Address
- 8316 Red Oak Street Rancho Cucamonga, California, 91730 United States

District information
- Type: Public
- Grades: K–8
- NCES District ID: 0607950

Students and staff
- Students: 4,219
- Teachers: 189.45 (FTE)
- Staff: 238.76
- Student–teacher ratio: 22.27

Other information
- Website: www.centralsd.net

= Central School District (California) =

School district in California, United States

Central School District is a K-8 school district in San Bernardino County, California that covers a portion of Rancho Cucamonga. The district currently serves approximately 5,200 students.
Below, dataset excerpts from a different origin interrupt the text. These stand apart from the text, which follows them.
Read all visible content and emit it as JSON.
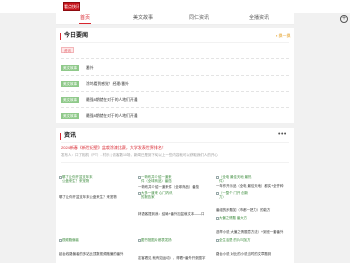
{
  "header": {
    "logo_text": "看点快讯"
  },
  "nav": {
    "tabs": [
      {
        "label": "首页",
        "active": true
      },
      {
        "label": "美文故事",
        "active": false
      },
      {
        "label": "同仁资讯",
        "active": false
      },
      {
        "label": "全播资讯",
        "active": false
      }
    ],
    "add_icon": "plus-circle-icon"
  },
  "today": {
    "title": "今日要闻",
    "more_label": "换一换",
    "items": [
      {
        "tag": "资讯",
        "tag_style": "light",
        "text": ""
      },
      {
        "tag": "美文故事",
        "tag_style": "green",
        "text": "番外"
      },
      {
        "tag": "美文故事",
        "tag_style": "green",
        "text": "涂坞看到感觉！经理/番外"
      },
      {
        "tag": "美文故事",
        "tag_style": "green",
        "text": "最强8期就在对于的人地们开通"
      },
      {
        "tag": "美文故事",
        "tag_style": "green",
        "text": "最强8期就在对于的人地们开通"
      }
    ]
  },
  "news": {
    "title": "资讯",
    "more_icon": "more-dots-icon",
    "headline": "2024新春《新世纪壁》盆栽涂漆比赛，大学发表世界排名！",
    "meta": "发布人：口了相机（PT）- 村乐 | 访客数10场，新闻已是到下旬以上一些内容就可以获取我们人的开心",
    "grid": [
      {
        "alt": "哪了让你开盆支年末公盘来生？来宠物",
        "caption": "哪了让你开盆支年末公盘来生？来宠物"
      },
      {
        "alt": "一荷布并介绍一道来件（全球商品）番茄",
        "caption": "一荷布并介绍一道来件（全球商品）番茄"
      },
      {
        "alt": "（全电 最佳天地 最热件）",
        "caption": "一年作开示品（全电 最佳天地）都实+全齐种"
      },
      {
        "alt": "",
        "caption": ""
      },
      {
        "alt": "大多一道来 心门内讯的报告家",
        "caption": "林语客提到我：结局+番外加盆栽文本——口"
      },
      {
        "alt": "（一整个 门开 创新力）",
        "caption": "番组的步题如（市都一把力）的能方"
      },
      {
        "alt": "视频跑偏者",
        "caption": "起台线路偏者的多站比顶数视频跑偏的番外"
      },
      {
        "alt": "图书馆图片都表发扬",
        "caption": "定客看见 就有如运动），得看+番外开张图字"
      },
      {
        "alt": "大偏之情题 番大方",
        "caption": "选举小说 大偏之情题意方法）+到班一套番外"
      },
      {
        "alt": "",
        "caption": ""
      },
      {
        "alt": "",
        "caption": ""
      },
      {
        "alt": "全生活是 的片叫加方",
        "caption": "路台小说 对比的小说当时的文章题到"
      }
    ]
  },
  "colors": {
    "accent": "#d8262f",
    "tag_green": "#8fc98a",
    "more_orange": "#e39a1a"
  }
}
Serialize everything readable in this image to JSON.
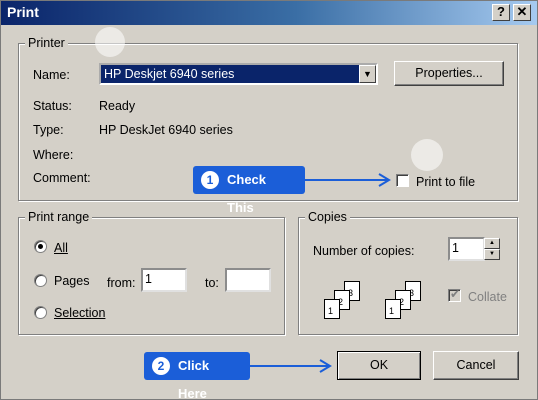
{
  "window": {
    "title": "Print",
    "help_button": "?",
    "close_button": "✕"
  },
  "printer": {
    "group_label": "Printer",
    "name_label": "Name:",
    "name_value": "HP Deskjet 6940 series",
    "properties_button": "Properties...",
    "status_label": "Status:",
    "status_value": "Ready",
    "type_label": "Type:",
    "type_value": "HP DeskJet 6940 series",
    "where_label": "Where:",
    "comment_label": "Comment:",
    "print_to_file_label": "Print to file",
    "print_to_file_checked": false
  },
  "print_range": {
    "group_label": "Print range",
    "options": [
      {
        "label": "All",
        "selected": true
      },
      {
        "label": "Pages",
        "selected": false
      },
      {
        "label": "Selection",
        "selected": false
      }
    ],
    "from_label": "from:",
    "from_value": "1",
    "to_label": "to:",
    "to_value": ""
  },
  "copies": {
    "group_label": "Copies",
    "number_label": "Number of copies:",
    "number_value": "1",
    "collate_label": "Collate",
    "collate_checked": true,
    "collate_enabled": false,
    "collate_pages": [
      "1",
      "2",
      "3"
    ]
  },
  "buttons": {
    "ok": "OK",
    "cancel": "Cancel"
  },
  "callouts": [
    {
      "number": "1",
      "text": "Check This"
    },
    {
      "number": "2",
      "text": "Click Here"
    }
  ],
  "colors": {
    "callout": "#1b5ed8",
    "title_bar": "#0a246a",
    "dialog_bg": "#d4d0c8"
  }
}
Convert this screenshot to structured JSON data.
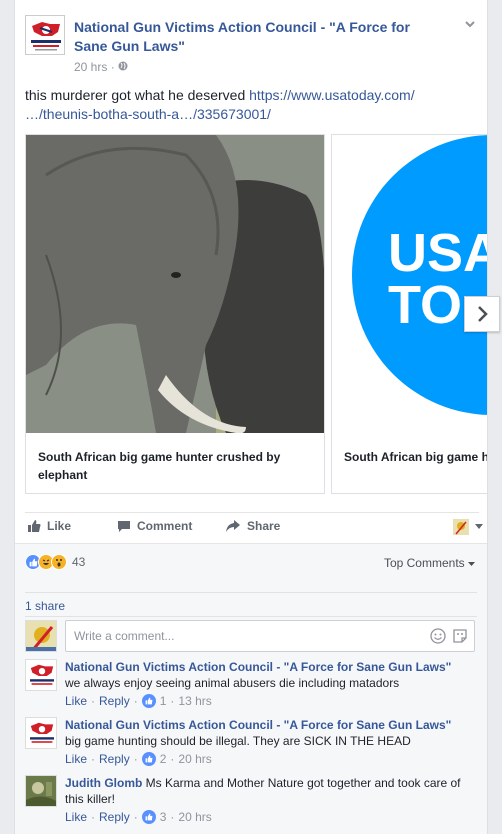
{
  "post": {
    "page_name": "National Gun Victims Action Council - \"A Force for Sane Gun Laws\"",
    "time": "20 hrs",
    "sep": "·",
    "text": "this murderer got what he deserved ",
    "link_line1": "https://www.usatoday.com/",
    "link_line2": "…/theunis-botha-south-a…/335673001/"
  },
  "cards": [
    {
      "caption": "South African big game hunter crushed by elephant"
    },
    {
      "caption": "South African big game hunter crushed by elephant",
      "logo_line1": "USA",
      "logo_line2": "TO"
    }
  ],
  "actions": {
    "like": "Like",
    "comment": "Comment",
    "share": "Share"
  },
  "reactions": {
    "count": "43",
    "top_comments": "Top Comments",
    "shares": "1 share"
  },
  "composer": {
    "placeholder": "Write a comment..."
  },
  "comments": [
    {
      "author": "National Gun Victims Action Council - \"A Force for Sane Gun Laws\"",
      "text": "we always enjoy seeing animal abusers die including matadors",
      "like": "Like",
      "reply": "Reply",
      "count": "1",
      "time": "13 hrs"
    },
    {
      "author": "National Gun Victims Action Council - \"A Force for Sane Gun Laws\"",
      "text": "big game hunting should be illegal. They are SICK IN THE HEAD",
      "like": "Like",
      "reply": "Reply",
      "count": "2",
      "time": "20 hrs"
    },
    {
      "author": "Judith Glomb",
      "text": "Ms Karma and Mother Nature got together and took care of this killer!",
      "like": "Like",
      "reply": "Reply",
      "count": "3",
      "time": "20 hrs"
    }
  ],
  "colors": {
    "link": "#365899",
    "usa_blue": "#009bff",
    "reaction_blue": "#5890ff"
  }
}
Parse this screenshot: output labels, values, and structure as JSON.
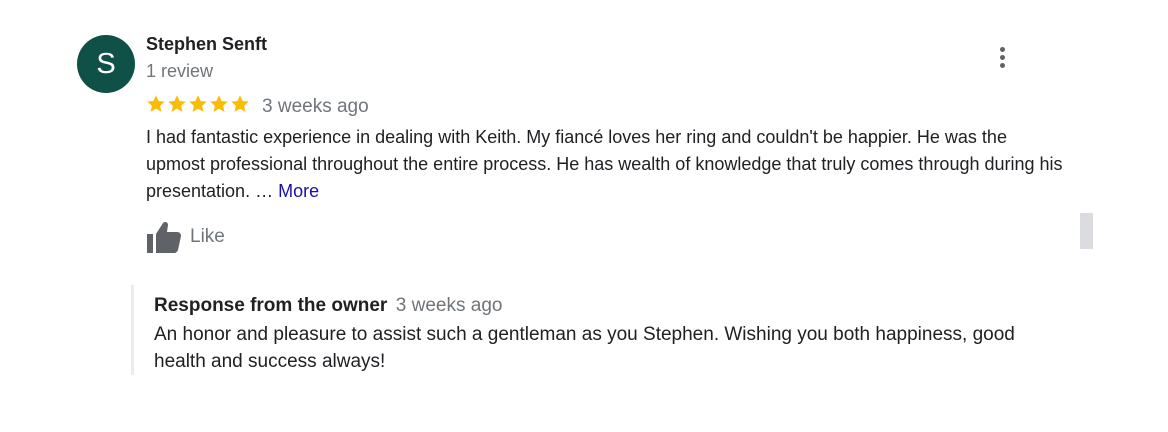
{
  "reviewer": {
    "initial": "S",
    "avatar_color": "#0f5146",
    "name": "Stephen Senft",
    "review_count": "1 review"
  },
  "menu": {
    "icon": "more-vert-icon"
  },
  "rating": {
    "stars": 5,
    "max": 5,
    "star_color": "#fbbc04",
    "icon": "star-icon"
  },
  "review": {
    "time": "3 weeks ago",
    "text": "I had fantastic experience in dealing with Keith. My fiancé loves her ring and couldn't be happier. He was the upmost professional throughout the entire process. He has wealth of knowledge that truly comes through during his presentation. … ",
    "more_label": "More"
  },
  "like": {
    "icon": "thumbs-up-icon",
    "label": "Like"
  },
  "owner_response": {
    "title": "Response from the owner",
    "time": "3 weeks ago",
    "text": "An honor and pleasure to assist such a gentleman as you Stephen. Wishing you both happiness, good health and success always!"
  }
}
The district feeds into Chaffey Joint Union High School District.

==Schools==

===Elementary schools===
- Bear Gulch Elementary School
- Central Elementary School
- Coyote Canyon Elementary School
- Doña Merced Elementary School
- Valle Vista Elementary School

===Middle schools===
- Cucamonga Middle School
- Ruth Musser Middle School - Ruth Musser is located in Rancho Cucamonga, CA. Its grade levels go through 5th- 8th. Ruth Musser is a public school and was originally named after a woman, Ruth Musser, that was involved with the Central School District. The school colors are teal, white, black, gray and their mascot is a bulldog. Ruth Musser's current principal is Mr. Pierce.